El Peatón

Publicado el Albeiro Guiral

“Ella”, un cuento de Albeiro Guiral

Cuento que hace parte de su libro inédito El árbol y el librero.

Foto: Lomography.

El recuerdo más doloroso que tengo de la abuela fue cuando me dijo, entregándome la escoba: si ya puede caminar, ya puede trabajar. Luego se sentó en el comedor a leer mientras yo sola barría la casa, sin entender. Apenas la veía, tenía mucha ansiedad por conocerla desde que papá me contó que se quedaría con nosotros, y creo que de ahí vino el dolor, pues llegar de la escuela esa tarde consistió en una de las mayores decepciones de mi vida. Ella vivía en Europa, se había ido cuando papá apenas tenía un año, nunca he terminado de entender por qué, y al regresar, tanto para él como para mí, era un misterio.

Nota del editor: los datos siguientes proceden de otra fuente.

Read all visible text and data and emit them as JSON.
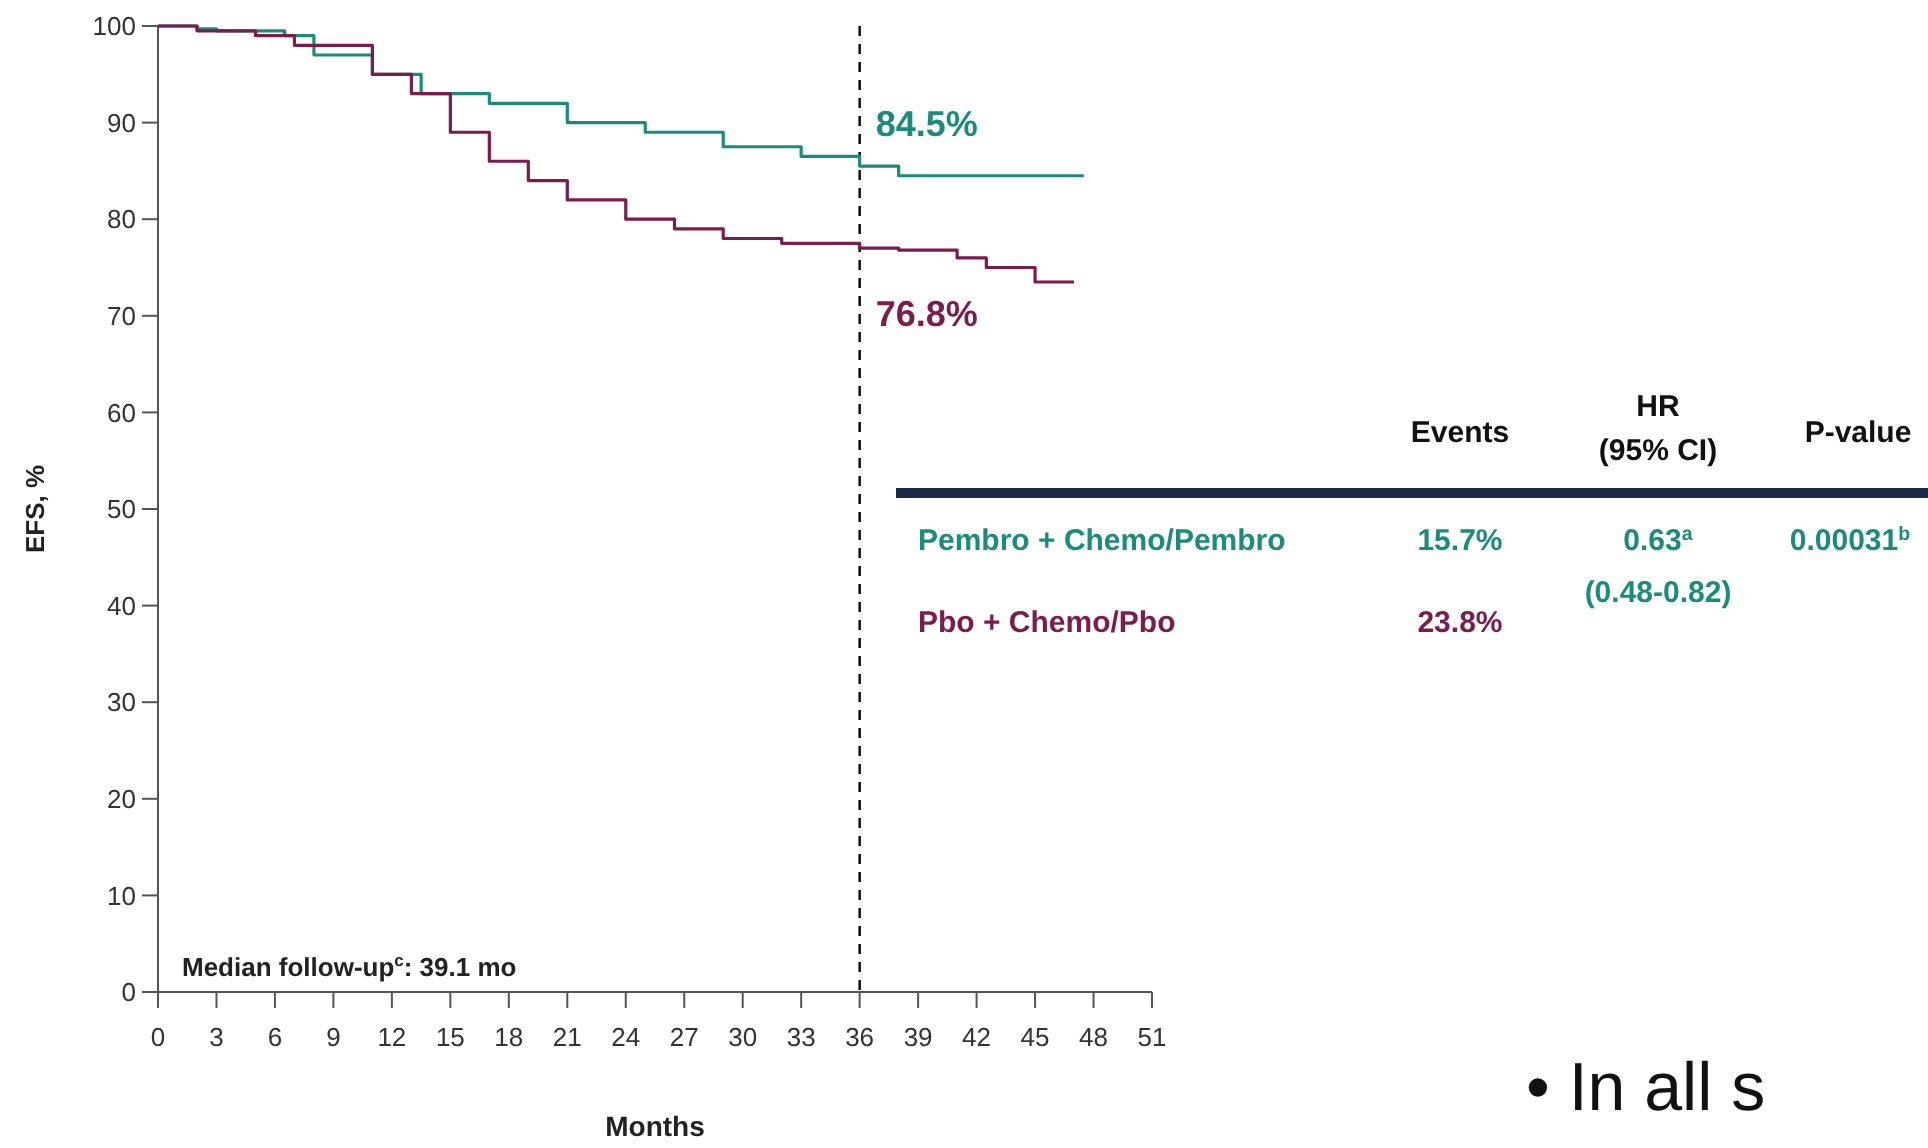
{
  "chart_data": {
    "type": "step",
    "xlabel": "Months",
    "ylabel": "EFS, %",
    "xlim": [
      0,
      51
    ],
    "xticks": [
      0,
      3,
      6,
      9,
      12,
      15,
      18,
      21,
      24,
      27,
      30,
      33,
      36,
      39,
      42,
      45,
      48,
      51
    ],
    "ylim": [
      0,
      100
    ],
    "yticks": [
      0,
      10,
      20,
      30,
      40,
      50,
      60,
      70,
      80,
      90,
      100
    ],
    "grid": false,
    "legend": "right",
    "line_style": "solid",
    "series": [
      {
        "name": "Pembro + Chemo/Pembro",
        "color": "#1b8c7b",
        "x": [
          0,
          2,
          3,
          6.5,
          8,
          11,
          13.5,
          17,
          21,
          25,
          29,
          33,
          36,
          38,
          47.5
        ],
        "values": [
          100,
          99.7,
          99.5,
          99,
          97,
          95,
          93,
          92,
          90,
          89,
          87.5,
          86.5,
          85.5,
          84.5,
          84.5
        ]
      },
      {
        "name": "Pbo + Chemo/Pbo",
        "color": "#7b1c4c",
        "x": [
          0,
          2,
          5,
          7,
          11,
          13,
          15,
          17,
          19,
          21,
          24,
          26.5,
          29,
          32,
          36,
          38,
          41,
          42.5,
          45,
          47
        ],
        "values": [
          100,
          99.5,
          99,
          98,
          95,
          93,
          89,
          86,
          84,
          82,
          80,
          79,
          78,
          77.5,
          77,
          76.8,
          76,
          75,
          73.5,
          73.5
        ]
      }
    ],
    "ref_lines": [
      {
        "axis": "x",
        "value": 36,
        "color": "#000000",
        "line_style": "dashed"
      }
    ],
    "annotations": [
      {
        "text": "84.5%",
        "x": 36,
        "y": 84.5
      },
      {
        "text": "76.8%",
        "x": 36,
        "y": 76.8
      },
      "Median follow-up$^{c}$: 39.1 mo",
      "Events",
      "HR",
      "(95% CI)",
      "P-value",
      "15.7%",
      "23.8%",
      "0.63$^{a}$",
      "(0.48-0.82)",
      "0.00031$^{b}$",
      "• In all s"
    ]
  }
}
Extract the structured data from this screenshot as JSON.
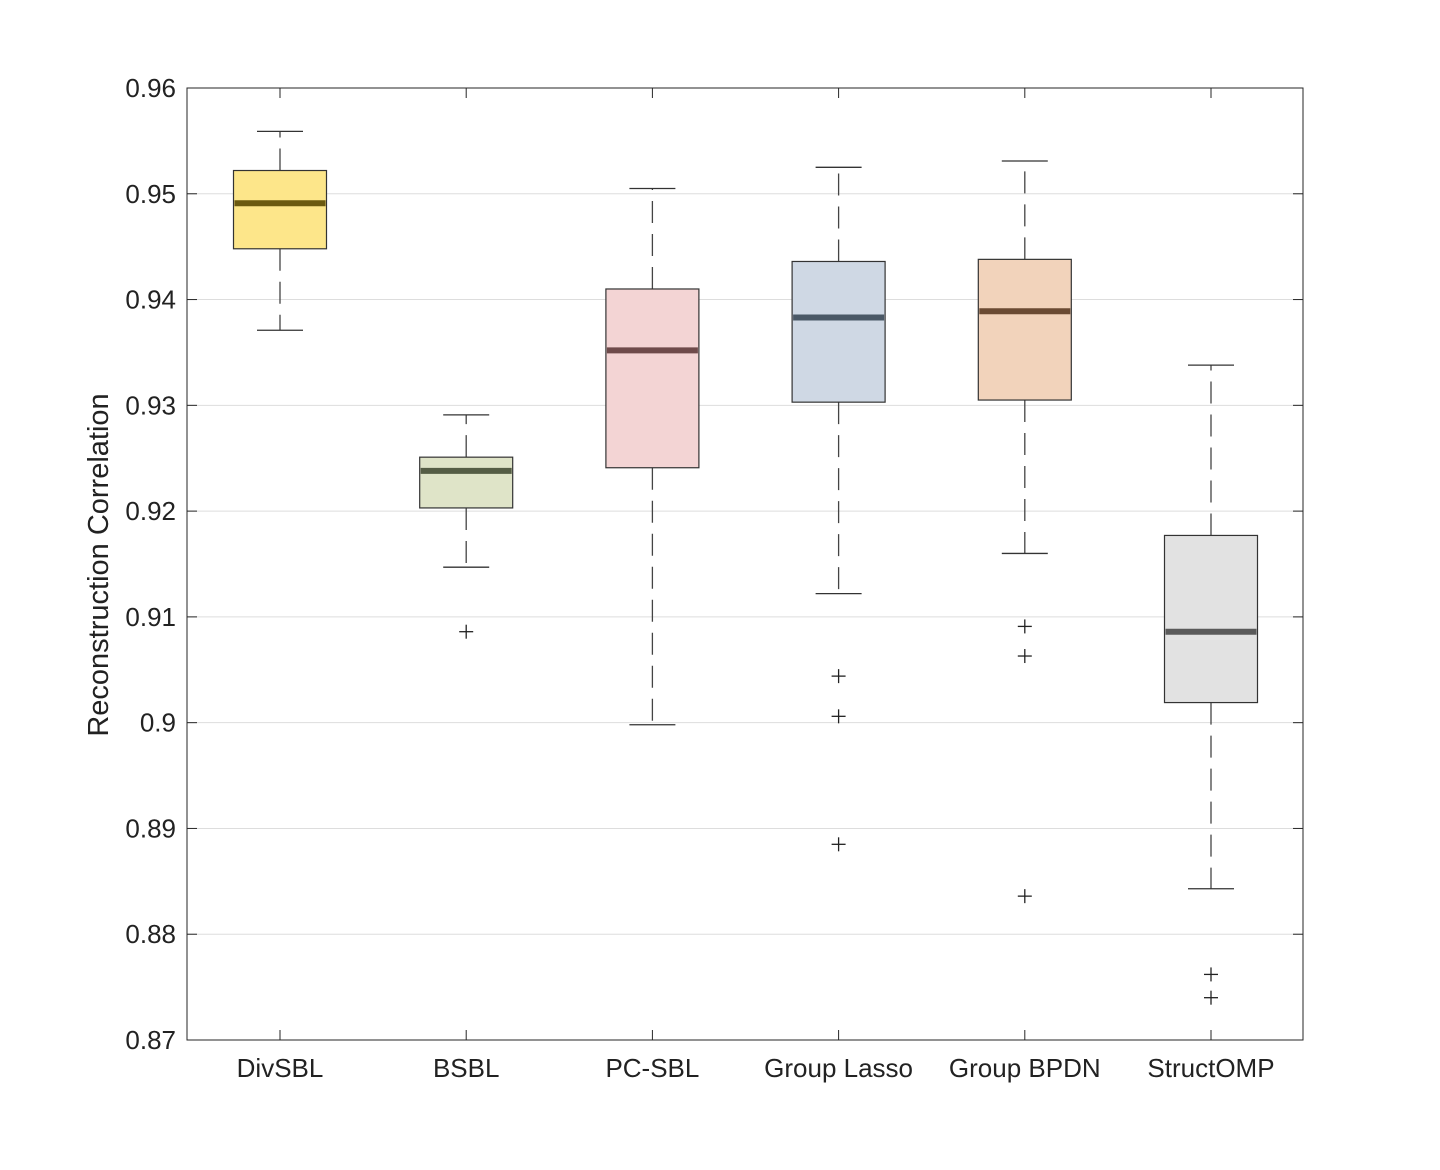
{
  "chart_data": {
    "type": "box",
    "title": "",
    "xlabel": "",
    "ylabel": "Reconstruction Correlation",
    "ylim": [
      0.87,
      0.96
    ],
    "yticks": [
      0.87,
      0.88,
      0.89,
      0.9,
      0.91,
      0.92,
      0.93,
      0.94,
      0.95,
      0.96
    ],
    "ytick_labels": [
      "0.87",
      "0.88",
      "0.89",
      "0.9",
      "0.91",
      "0.92",
      "0.93",
      "0.94",
      "0.95",
      "0.96"
    ],
    "grid": "horizontal",
    "categories": [
      "DivSBL",
      "BSBL",
      "PC-SBL",
      "Group Lasso",
      "Group BPDN",
      "StructOMP"
    ],
    "boxes": [
      {
        "name": "DivSBL",
        "whisker_low": 0.9371,
        "q1": 0.9448,
        "median": 0.9491,
        "q3": 0.9522,
        "whisker_high": 0.9559,
        "outliers": [],
        "fill": "#fde68a",
        "median_color": "#6b5a10"
      },
      {
        "name": "BSBL",
        "whisker_low": 0.9147,
        "q1": 0.9203,
        "median": 0.9238,
        "q3": 0.9251,
        "whisker_high": 0.9291,
        "outliers": [
          0.9086
        ],
        "fill": "#dfe4c8",
        "median_color": "#555d45"
      },
      {
        "name": "PC-SBL",
        "whisker_low": 0.8998,
        "q1": 0.9241,
        "median": 0.9352,
        "q3": 0.941,
        "whisker_high": 0.9505,
        "outliers": [],
        "fill": "#f3d4d4",
        "median_color": "#6e4a4a"
      },
      {
        "name": "Group Lasso",
        "whisker_low": 0.9122,
        "q1": 0.9303,
        "median": 0.9383,
        "q3": 0.9436,
        "whisker_high": 0.9525,
        "outliers": [
          0.9044,
          0.9006,
          0.8885
        ],
        "fill": "#cfd8e4",
        "median_color": "#4a5866"
      },
      {
        "name": "Group BPDN",
        "whisker_low": 0.916,
        "q1": 0.9305,
        "median": 0.9389,
        "q3": 0.9438,
        "whisker_high": 0.9531,
        "outliers": [
          0.9091,
          0.9063,
          0.8836
        ],
        "fill": "#f2d3bb",
        "median_color": "#6b4a33"
      },
      {
        "name": "StructOMP",
        "whisker_low": 0.8843,
        "q1": 0.9019,
        "median": 0.9086,
        "q3": 0.9177,
        "whisker_high": 0.9338,
        "outliers": [
          0.8762,
          0.874
        ],
        "fill": "#e2e2e2",
        "median_color": "#5a5a5a"
      }
    ]
  }
}
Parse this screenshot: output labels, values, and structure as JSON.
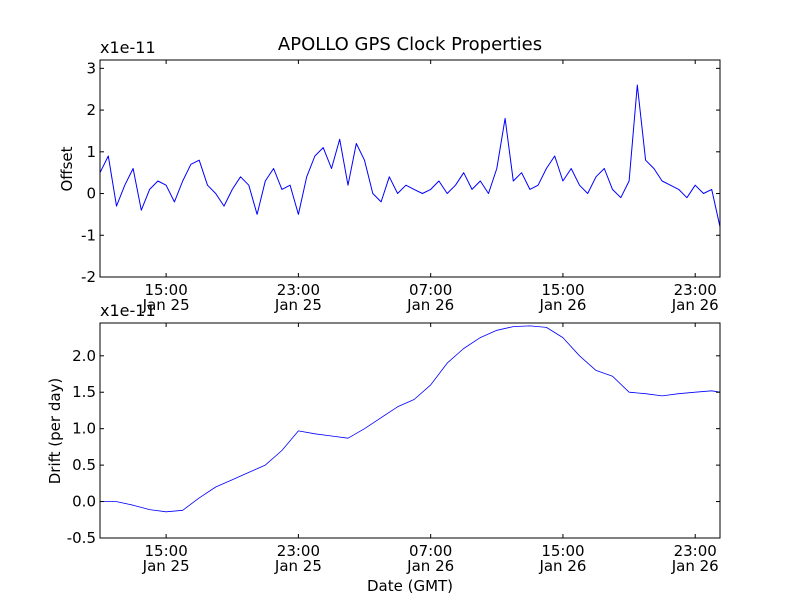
{
  "chart_data": [
    {
      "type": "line",
      "title": "APOLLO GPS Clock Properties",
      "xlabel": "",
      "ylabel": "Offset",
      "y_multiplier_label": "x1e-11",
      "xlim": [
        "2012-01-25 11:00",
        "2012-01-27 00:30"
      ],
      "ylim": [
        -2,
        3.2
      ],
      "x_ticks": [
        {
          "at": "2012-01-25 15:00",
          "time": "15:00",
          "date": "Jan 25"
        },
        {
          "at": "2012-01-25 23:00",
          "time": "23:00",
          "date": "Jan 25"
        },
        {
          "at": "2012-01-26 07:00",
          "time": "07:00",
          "date": "Jan 26"
        },
        {
          "at": "2012-01-26 15:00",
          "time": "15:00",
          "date": "Jan 26"
        },
        {
          "at": "2012-01-26 23:00",
          "time": "23:00",
          "date": "Jan 26"
        }
      ],
      "y_ticks": [
        "-2",
        "-1",
        "0",
        "1",
        "2",
        "3"
      ],
      "line_color": "#0000ff",
      "series": [
        {
          "x": [
            "2012-01-25 11:00",
            "2012-01-25 11:30",
            "2012-01-25 12:00",
            "2012-01-25 12:30",
            "2012-01-25 13:00",
            "2012-01-25 13:30",
            "2012-01-25 14:00",
            "2012-01-25 14:30",
            "2012-01-25 15:00",
            "2012-01-25 15:30",
            "2012-01-25 16:00",
            "2012-01-25 16:30",
            "2012-01-25 17:00",
            "2012-01-25 17:30",
            "2012-01-25 18:00",
            "2012-01-25 18:30",
            "2012-01-25 19:00",
            "2012-01-25 19:30",
            "2012-01-25 20:00",
            "2012-01-25 20:30",
            "2012-01-25 21:00",
            "2012-01-25 21:30",
            "2012-01-25 22:00",
            "2012-01-25 22:30",
            "2012-01-25 23:00",
            "2012-01-25 23:30",
            "2012-01-26 00:00",
            "2012-01-26 00:30",
            "2012-01-26 01:00",
            "2012-01-26 01:30",
            "2012-01-26 02:00",
            "2012-01-26 02:30",
            "2012-01-26 03:00",
            "2012-01-26 03:30",
            "2012-01-26 04:00",
            "2012-01-26 04:30",
            "2012-01-26 05:00",
            "2012-01-26 05:30",
            "2012-01-26 06:00",
            "2012-01-26 06:30",
            "2012-01-26 07:00",
            "2012-01-26 07:30",
            "2012-01-26 08:00",
            "2012-01-26 08:30",
            "2012-01-26 09:00",
            "2012-01-26 09:30",
            "2012-01-26 10:00",
            "2012-01-26 10:30",
            "2012-01-26 11:00",
            "2012-01-26 11:30",
            "2012-01-26 12:00",
            "2012-01-26 12:30",
            "2012-01-26 13:00",
            "2012-01-26 13:30",
            "2012-01-26 14:00",
            "2012-01-26 14:30",
            "2012-01-26 15:00",
            "2012-01-26 15:30",
            "2012-01-26 16:00",
            "2012-01-26 16:30",
            "2012-01-26 17:00",
            "2012-01-26 17:30",
            "2012-01-26 18:00",
            "2012-01-26 18:30",
            "2012-01-26 19:00",
            "2012-01-26 19:30",
            "2012-01-26 20:00",
            "2012-01-26 20:30",
            "2012-01-26 21:00",
            "2012-01-26 21:30",
            "2012-01-26 22:00",
            "2012-01-26 22:30",
            "2012-01-26 23:00",
            "2012-01-26 23:30",
            "2012-01-27 00:00",
            "2012-01-27 00:30"
          ],
          "y": [
            0.5,
            0.9,
            -0.3,
            0.2,
            0.6,
            -0.4,
            0.1,
            0.3,
            0.2,
            -0.2,
            0.3,
            0.7,
            0.8,
            0.2,
            0.0,
            -0.3,
            0.1,
            0.4,
            0.2,
            -0.5,
            0.3,
            0.6,
            0.1,
            0.2,
            -0.5,
            0.4,
            0.9,
            1.1,
            0.6,
            1.3,
            0.2,
            1.2,
            0.8,
            0.0,
            -0.2,
            0.4,
            0.0,
            0.2,
            0.1,
            0.0,
            0.1,
            0.3,
            0.0,
            0.2,
            0.5,
            0.1,
            0.3,
            0.0,
            0.6,
            1.8,
            0.3,
            0.5,
            0.1,
            0.2,
            0.6,
            0.9,
            0.3,
            0.6,
            0.2,
            0.0,
            0.4,
            0.6,
            0.1,
            -0.1,
            0.3,
            2.6,
            0.8,
            0.6,
            0.3,
            0.2,
            0.1,
            -0.1,
            0.2,
            0.0,
            0.1,
            -0.8
          ]
        }
      ]
    },
    {
      "type": "line",
      "title": "",
      "xlabel": "Date (GMT)",
      "ylabel": "Drift (per day)",
      "y_multiplier_label": "x1e-11",
      "xlim": [
        "2012-01-25 11:00",
        "2012-01-27 00:30"
      ],
      "ylim": [
        -0.5,
        2.45
      ],
      "x_ticks": [
        {
          "at": "2012-01-25 15:00",
          "time": "15:00",
          "date": "Jan 25"
        },
        {
          "at": "2012-01-25 23:00",
          "time": "23:00",
          "date": "Jan 25"
        },
        {
          "at": "2012-01-26 07:00",
          "time": "07:00",
          "date": "Jan 26"
        },
        {
          "at": "2012-01-26 15:00",
          "time": "15:00",
          "date": "Jan 26"
        },
        {
          "at": "2012-01-26 23:00",
          "time": "23:00",
          "date": "Jan 26"
        }
      ],
      "y_ticks": [
        "-0.5",
        "0.0",
        "0.5",
        "1.0",
        "1.5",
        "2.0"
      ],
      "line_color": "#0000ff",
      "series": [
        {
          "x": [
            "2012-01-25 11:00",
            "2012-01-25 12:00",
            "2012-01-25 13:00",
            "2012-01-25 14:00",
            "2012-01-25 15:00",
            "2012-01-25 16:00",
            "2012-01-25 17:00",
            "2012-01-25 18:00",
            "2012-01-25 19:00",
            "2012-01-25 20:00",
            "2012-01-25 21:00",
            "2012-01-25 22:00",
            "2012-01-25 23:00",
            "2012-01-26 00:00",
            "2012-01-26 01:00",
            "2012-01-26 02:00",
            "2012-01-26 03:00",
            "2012-01-26 04:00",
            "2012-01-26 05:00",
            "2012-01-26 06:00",
            "2012-01-26 07:00",
            "2012-01-26 08:00",
            "2012-01-26 09:00",
            "2012-01-26 10:00",
            "2012-01-26 11:00",
            "2012-01-26 12:00",
            "2012-01-26 13:00",
            "2012-01-26 14:00",
            "2012-01-26 15:00",
            "2012-01-26 16:00",
            "2012-01-26 17:00",
            "2012-01-26 18:00",
            "2012-01-26 19:00",
            "2012-01-26 20:00",
            "2012-01-26 21:00",
            "2012-01-26 22:00",
            "2012-01-26 23:00",
            "2012-01-27 00:00",
            "2012-01-27 00:30"
          ],
          "y": [
            0.0,
            0.0,
            -0.05,
            -0.11,
            -0.14,
            -0.12,
            0.05,
            0.2,
            0.3,
            0.4,
            0.5,
            0.7,
            0.97,
            0.93,
            0.9,
            0.87,
            1.0,
            1.15,
            1.3,
            1.4,
            1.6,
            1.9,
            2.1,
            2.25,
            2.35,
            2.4,
            2.41,
            2.39,
            2.25,
            2.0,
            1.8,
            1.72,
            1.5,
            1.48,
            1.45,
            1.48,
            1.5,
            1.52,
            1.5
          ]
        }
      ]
    }
  ]
}
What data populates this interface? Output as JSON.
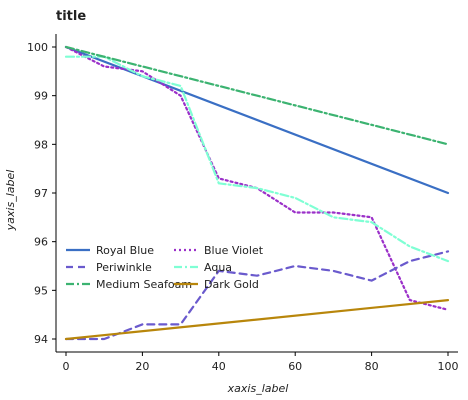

Ahora creo que ella en ese momento no pasaba de los cincuenta años. Yo tenía siete y pensaba que todas las abuelas eran iguales; la de Mariana, por ejemplo, una compañera de segundo grado, era cariñosa, la llevaba a las dulcerías y le compraba lo que pidiera, le cocinaba postres deliciosos, le daba regalos por cualquier razón. Bueno, eso nos decía. La de Albeiro era la mejor abuela del mundo, en sus palabras: se lo llevaba los fines de semana para su casa y le hacía su comida favorita. Una vez le regaló un bus escalera de juguete, de madera, grande y hermoso, la envidia de todos en la escuela. Pero la mía no, la mía era malvada, un bicho raro que se levantaba a las 4 de la mañana a escribir, que a las 8 desayunaba y después se ponía a leer hasta que papá tenía que venir del trabajo al mediodía a hacerle el almuerzo, porque ella ni siquiera era capaz de prender la estufa, a no ser que fuera, claro, para hacerse café: se bebía más de 17 tazas al día. Además, fumaba como loca, cigarrillos sin filtro, olía horrible, menos mal que nunca ni un abrazo me quiso dar.

Si yo me enfermaba no se preocupaba por mí, no es mi responsabilidad, decía, que la cuide el papá. A pesar de que no hacía nada en la casa, parece que se aburría mucho de nosotros, porque algunas noches salía. Papá no podía dormir, esperándola, preocupado; yo no podía dormir preocupado por papá. Cuando regresaba hacía un escándalo terrible, se tardaba una eternidad abriendo la puerta, luego se reía sola caminando por el pasillo, gritaba, entraba a la cocina a hacerse un café, ponía algún disco y lo empezaba a tararear todo.

Una noche, y esto sí fue un descaro atroz, vino acompañada por una amiga suya, Gabriela, una mexicana insoportable que solo hablaba de las estrellas y del ascendente de no sé quién en la casa de Saturno, o algo así. Eso nos dio rabia, pero lo que sí nunca le perdonamos fue cuando llegó acompañada por tipo con quien habló hasta el amanecer, en el sofá. De pronto él la besó como si se fuera a acabar el mundo y luego llevó la mano bajo su falda. A papá casi le da un infarto cuando me sorprendió mirándola en ese bochornoso incidente y me llevó de la oreja a mi habitación.

La abuela era doctora. Había estudiado en el exterior porque, decía, Colombia es un país de mierda. Uno aquí nace muerto. Cuando papá me contó que era doctora, sí, pero no en medicina sino en sociología, ella me empezó a parecer un ser aún más extraño.

 Amé la vida cuando se fue, no lo puedo negar. Aunque, con los años, cuando fui creciendo y los tipos querían venir a la casa a verme las tetas, y supe que mi forma de pensar entonces se parecía tanto a la de papá que, a su vez, era idéntica a la de esos tipos, entendí por qué la abuela había dejado a su esposo al poco tiempo de casarse, le di la razón y le agradecí por no haber sido una abuela como la de Mariana y la de Albeiro, y entendí qué alto es el precio de la libertad.